On Mon, Jul 27, 2020 at 06:16:56PM +0200, Paolo Bonzini wrote:
> On 27/07/20 17:46, Sean Christopherson wrote:
> > All the above being said, after looking at the whole picture I think padding
> > the header is a moot point. The header is padded out to 120 bytes[*] when
> > including in the full nested state, and KVM only ever consumes the header in
> > the context of the full nested state. I.e. if there's garbage at offset 6,
> > odds are there's going to be garbage at offset 18, so internally padding the
> > header does nothing.
>
> Yes, that was what I was hinting at with "it might as well send it now"
> (i.e., after the patch).
>
> (All of this is moot for userspace that just uses KVM_GET_NESTED_STATE
> and passes it back to KVM_SET_NESTED_STATE).
>
> > KVM should be checking that the unused bytes of (sizeof(pad) - sizeof(vmx/svm))
> > is zero if we want to expand into the padding in the future. Right now we're
> > relying on userspace to zero allocate the struct without enforcing it.
>
> The alternative, which is almost as good, is to only use these extra
> fields which could be garbage if the flags are not set, and check the
> flags (see the patches I have sent earlier today).
>
> The chance of the flags passing the check will decrease over time as
> more flags are added; but the chance of having buggy userspace that
> sends down garbage also will.
Ah, I see what you're saying. Ya, that makes sense.

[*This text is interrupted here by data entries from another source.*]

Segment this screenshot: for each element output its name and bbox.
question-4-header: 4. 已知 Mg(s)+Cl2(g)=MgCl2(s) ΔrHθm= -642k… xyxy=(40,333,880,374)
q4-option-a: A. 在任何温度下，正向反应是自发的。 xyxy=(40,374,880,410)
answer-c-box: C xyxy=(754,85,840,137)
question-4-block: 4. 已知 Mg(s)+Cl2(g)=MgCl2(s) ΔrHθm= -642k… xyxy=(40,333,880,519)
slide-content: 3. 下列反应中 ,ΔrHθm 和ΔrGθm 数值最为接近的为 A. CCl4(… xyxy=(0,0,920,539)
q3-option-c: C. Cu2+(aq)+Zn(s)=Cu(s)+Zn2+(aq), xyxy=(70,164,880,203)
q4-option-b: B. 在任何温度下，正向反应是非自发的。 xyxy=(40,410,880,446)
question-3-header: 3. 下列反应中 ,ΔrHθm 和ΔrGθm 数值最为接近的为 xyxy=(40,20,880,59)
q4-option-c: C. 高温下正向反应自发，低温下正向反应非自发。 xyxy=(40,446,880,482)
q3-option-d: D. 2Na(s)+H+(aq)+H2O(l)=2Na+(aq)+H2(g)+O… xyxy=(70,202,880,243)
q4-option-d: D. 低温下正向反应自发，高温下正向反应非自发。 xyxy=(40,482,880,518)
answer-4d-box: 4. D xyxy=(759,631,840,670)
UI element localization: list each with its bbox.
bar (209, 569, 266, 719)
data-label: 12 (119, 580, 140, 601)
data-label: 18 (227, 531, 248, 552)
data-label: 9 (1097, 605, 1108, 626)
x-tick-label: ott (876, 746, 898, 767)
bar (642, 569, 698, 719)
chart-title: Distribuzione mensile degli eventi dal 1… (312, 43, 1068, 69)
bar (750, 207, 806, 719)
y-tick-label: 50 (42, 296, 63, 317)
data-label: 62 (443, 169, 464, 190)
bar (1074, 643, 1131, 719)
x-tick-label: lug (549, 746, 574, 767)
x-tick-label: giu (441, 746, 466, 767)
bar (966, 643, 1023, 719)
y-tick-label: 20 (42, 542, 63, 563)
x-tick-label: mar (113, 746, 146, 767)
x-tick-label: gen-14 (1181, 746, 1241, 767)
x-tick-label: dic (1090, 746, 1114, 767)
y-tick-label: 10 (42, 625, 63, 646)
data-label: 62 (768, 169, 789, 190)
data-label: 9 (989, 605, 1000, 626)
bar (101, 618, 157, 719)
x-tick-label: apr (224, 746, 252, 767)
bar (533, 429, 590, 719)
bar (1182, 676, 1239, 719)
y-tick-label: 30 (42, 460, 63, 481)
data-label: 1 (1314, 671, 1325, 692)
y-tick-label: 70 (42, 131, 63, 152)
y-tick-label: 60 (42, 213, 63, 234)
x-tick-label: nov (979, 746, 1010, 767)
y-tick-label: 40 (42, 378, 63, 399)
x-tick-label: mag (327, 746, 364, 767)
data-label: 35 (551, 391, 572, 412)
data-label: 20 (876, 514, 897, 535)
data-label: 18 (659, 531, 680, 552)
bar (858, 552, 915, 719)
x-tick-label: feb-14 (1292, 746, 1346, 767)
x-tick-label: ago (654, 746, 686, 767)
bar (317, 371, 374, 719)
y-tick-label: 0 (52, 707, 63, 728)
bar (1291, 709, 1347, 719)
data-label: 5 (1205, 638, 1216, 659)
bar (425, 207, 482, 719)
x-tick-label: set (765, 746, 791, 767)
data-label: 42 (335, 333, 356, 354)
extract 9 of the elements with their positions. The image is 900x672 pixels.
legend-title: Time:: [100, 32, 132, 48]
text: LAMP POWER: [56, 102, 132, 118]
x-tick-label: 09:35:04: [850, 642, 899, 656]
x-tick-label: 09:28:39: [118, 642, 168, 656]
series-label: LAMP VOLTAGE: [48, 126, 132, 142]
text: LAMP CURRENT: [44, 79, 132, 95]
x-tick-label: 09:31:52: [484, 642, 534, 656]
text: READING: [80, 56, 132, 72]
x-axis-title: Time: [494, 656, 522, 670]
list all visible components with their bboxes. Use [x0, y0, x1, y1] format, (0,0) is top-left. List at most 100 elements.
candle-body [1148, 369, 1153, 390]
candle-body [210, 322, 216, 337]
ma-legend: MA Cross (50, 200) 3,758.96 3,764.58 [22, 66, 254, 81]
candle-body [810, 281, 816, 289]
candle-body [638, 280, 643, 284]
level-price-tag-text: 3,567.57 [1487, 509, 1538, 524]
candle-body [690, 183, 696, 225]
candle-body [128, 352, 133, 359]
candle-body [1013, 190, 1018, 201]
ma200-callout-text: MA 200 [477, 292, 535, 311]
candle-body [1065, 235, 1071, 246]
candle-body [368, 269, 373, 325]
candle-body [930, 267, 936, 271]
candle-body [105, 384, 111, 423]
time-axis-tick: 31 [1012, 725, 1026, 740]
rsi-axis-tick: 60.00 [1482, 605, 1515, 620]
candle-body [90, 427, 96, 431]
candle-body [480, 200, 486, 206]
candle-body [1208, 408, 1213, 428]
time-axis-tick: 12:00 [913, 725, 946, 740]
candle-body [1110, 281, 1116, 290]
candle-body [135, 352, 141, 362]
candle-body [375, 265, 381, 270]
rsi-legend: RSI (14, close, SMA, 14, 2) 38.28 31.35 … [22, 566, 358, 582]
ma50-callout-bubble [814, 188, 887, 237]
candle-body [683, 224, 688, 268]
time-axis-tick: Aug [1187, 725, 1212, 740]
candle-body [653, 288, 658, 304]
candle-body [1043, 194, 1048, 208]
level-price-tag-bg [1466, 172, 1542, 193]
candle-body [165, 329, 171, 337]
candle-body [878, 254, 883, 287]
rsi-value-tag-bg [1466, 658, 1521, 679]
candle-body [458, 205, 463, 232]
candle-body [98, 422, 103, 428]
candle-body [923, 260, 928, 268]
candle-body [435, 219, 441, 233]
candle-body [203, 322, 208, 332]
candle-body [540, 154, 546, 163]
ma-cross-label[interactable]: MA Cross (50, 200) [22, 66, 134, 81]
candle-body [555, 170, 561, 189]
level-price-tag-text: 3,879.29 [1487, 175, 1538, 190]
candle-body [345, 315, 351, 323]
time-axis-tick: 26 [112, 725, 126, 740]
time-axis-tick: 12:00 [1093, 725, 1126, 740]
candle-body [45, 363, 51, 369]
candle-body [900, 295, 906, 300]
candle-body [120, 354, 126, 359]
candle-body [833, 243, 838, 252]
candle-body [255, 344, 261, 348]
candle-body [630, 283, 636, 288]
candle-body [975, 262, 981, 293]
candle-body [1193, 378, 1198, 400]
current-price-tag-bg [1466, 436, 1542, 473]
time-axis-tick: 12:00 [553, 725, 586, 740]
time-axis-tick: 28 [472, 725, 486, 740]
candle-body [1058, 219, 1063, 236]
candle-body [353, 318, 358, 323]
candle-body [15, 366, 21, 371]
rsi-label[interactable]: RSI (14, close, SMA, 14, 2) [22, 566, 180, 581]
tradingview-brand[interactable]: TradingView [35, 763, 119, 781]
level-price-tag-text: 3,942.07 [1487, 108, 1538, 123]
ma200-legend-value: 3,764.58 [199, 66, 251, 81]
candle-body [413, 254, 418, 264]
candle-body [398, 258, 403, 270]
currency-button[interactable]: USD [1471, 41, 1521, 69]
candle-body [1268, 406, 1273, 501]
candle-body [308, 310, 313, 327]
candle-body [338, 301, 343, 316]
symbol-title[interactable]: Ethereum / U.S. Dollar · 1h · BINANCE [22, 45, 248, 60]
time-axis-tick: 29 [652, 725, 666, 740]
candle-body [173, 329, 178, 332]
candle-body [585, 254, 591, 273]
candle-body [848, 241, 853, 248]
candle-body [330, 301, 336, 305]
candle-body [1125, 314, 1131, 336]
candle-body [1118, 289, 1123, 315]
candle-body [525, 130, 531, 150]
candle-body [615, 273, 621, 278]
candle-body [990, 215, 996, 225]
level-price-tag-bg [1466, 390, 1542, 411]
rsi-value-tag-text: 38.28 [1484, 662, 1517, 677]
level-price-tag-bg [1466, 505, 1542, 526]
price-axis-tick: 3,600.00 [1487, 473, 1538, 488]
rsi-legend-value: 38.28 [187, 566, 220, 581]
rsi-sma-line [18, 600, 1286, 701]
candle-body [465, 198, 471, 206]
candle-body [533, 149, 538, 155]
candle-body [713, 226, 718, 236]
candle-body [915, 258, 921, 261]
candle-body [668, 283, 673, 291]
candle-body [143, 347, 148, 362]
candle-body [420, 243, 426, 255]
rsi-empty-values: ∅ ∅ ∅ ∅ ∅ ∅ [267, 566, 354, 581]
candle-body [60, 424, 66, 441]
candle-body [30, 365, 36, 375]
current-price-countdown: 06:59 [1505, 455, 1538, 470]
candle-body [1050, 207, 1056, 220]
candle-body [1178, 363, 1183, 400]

> > [*] Amusing side note, the comment in the header is wrong. It states "pad
> > the header to 128 bytes", but only pads it to 120 bytes, because union.
> >
> > /* for KVM_CAP_NESTED_STATE */
> > struct kvm_nested_state {
> > __u16 flags;
> > __u16 format;
> > __u32 size;
> >
> > union {
> > struct kvm_vmx_nested_state_hdr vmx;
> > struct kvm_svm_nested_state_hdr svm;
> >
> > /* Pad the header to 128 bytes. */
> > __u8 pad[120];
> > } hdr;
>
> There are 8 bytes before the union, and it's not a coincidence. :)
> "Header" refers to the stuff before the data region.
Ugh, then 'hdr' probably should be named vendor_header or something.